Prominent judges in other circuits have weighed in, too, in separate opinions. Most notable is Judge Easterbrook's concurring opinion in Starkey v. Roman Catholic Diocese of Indianapolis, Inc. There, the Seventh Circuit held that a guidance counselor's suit against her former employer, a Catholic high school, for declining to renew her contract after she acknowledged being in a same-sex union was barred by the ministerial exception. Judge Easterbrook explained that the school was also entitled to a complete defense under Section 702. He reasoned that Title VII's broad definition of religion pushed aside "[a]ny temptation to limit the exception to authorizing the employment of co-religionists" and that under Section 702, the school was "entitled to limit its staff to people who will be role models by living the life prescribed by the faith."

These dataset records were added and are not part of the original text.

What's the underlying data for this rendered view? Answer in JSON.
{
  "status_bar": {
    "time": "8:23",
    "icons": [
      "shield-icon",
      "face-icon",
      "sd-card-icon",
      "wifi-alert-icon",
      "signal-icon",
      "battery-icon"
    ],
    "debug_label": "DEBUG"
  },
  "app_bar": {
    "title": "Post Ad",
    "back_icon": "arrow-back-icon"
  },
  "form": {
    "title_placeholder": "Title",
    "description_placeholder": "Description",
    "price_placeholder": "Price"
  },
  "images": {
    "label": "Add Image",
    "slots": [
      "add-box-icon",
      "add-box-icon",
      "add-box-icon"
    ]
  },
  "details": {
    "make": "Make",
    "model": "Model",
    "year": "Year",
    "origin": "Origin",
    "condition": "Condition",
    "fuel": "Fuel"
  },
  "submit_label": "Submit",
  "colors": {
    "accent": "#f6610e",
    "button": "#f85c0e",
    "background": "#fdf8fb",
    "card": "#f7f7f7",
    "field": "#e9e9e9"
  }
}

The contrary approach is illustrated by the Ninth Circuit's decision in EEOC v. Fremont Christian Schools. There, a religious school invoked Section 702 as a defense to a claim for sex discrimination when the school granted more favorable employee benefit packages to male employees than female ones. The school cited a sincere religious belief that men must provide for their families as the reason for differential treatment.
Interpreting Section 702 as "exempt[ing] religious institutions only to a narrow extent," the Ninth Circuit concluded that the exemption allows religious employers to "base relevant hiring decisions upon religious preferences" but not to make decisions that discriminate on any other protected ground. Or as that court said in an earlier decision, "Title VII provides only a limited exemption enabling [a religious employer] to discriminate in favor of co-religionists."
This gloss on Section 702 clashes with Title VII's broad definition of religion. By amendment, Congress defined the word to include "all aspects of religious observance and practice, as well as belief." Omitting that express definition from their analysis might explain why these Ninth Circuit decisions narrowly construe Section 702 as a co-religionist privilege. Without that definition to guide it, the court of appeals misread Section 702 as a product of Congress's rejection of a proposal to exempt religious organizations from Title VII completely.
The textualist reading we describe would resolve this long-running split in favor of Section 702's actual text. It would also clarify the exemption for courts and litigants addressing claims of employment discrimination by religious employers. Given the long-running circuit split, this issue is ripe for resolution by the Supreme Court.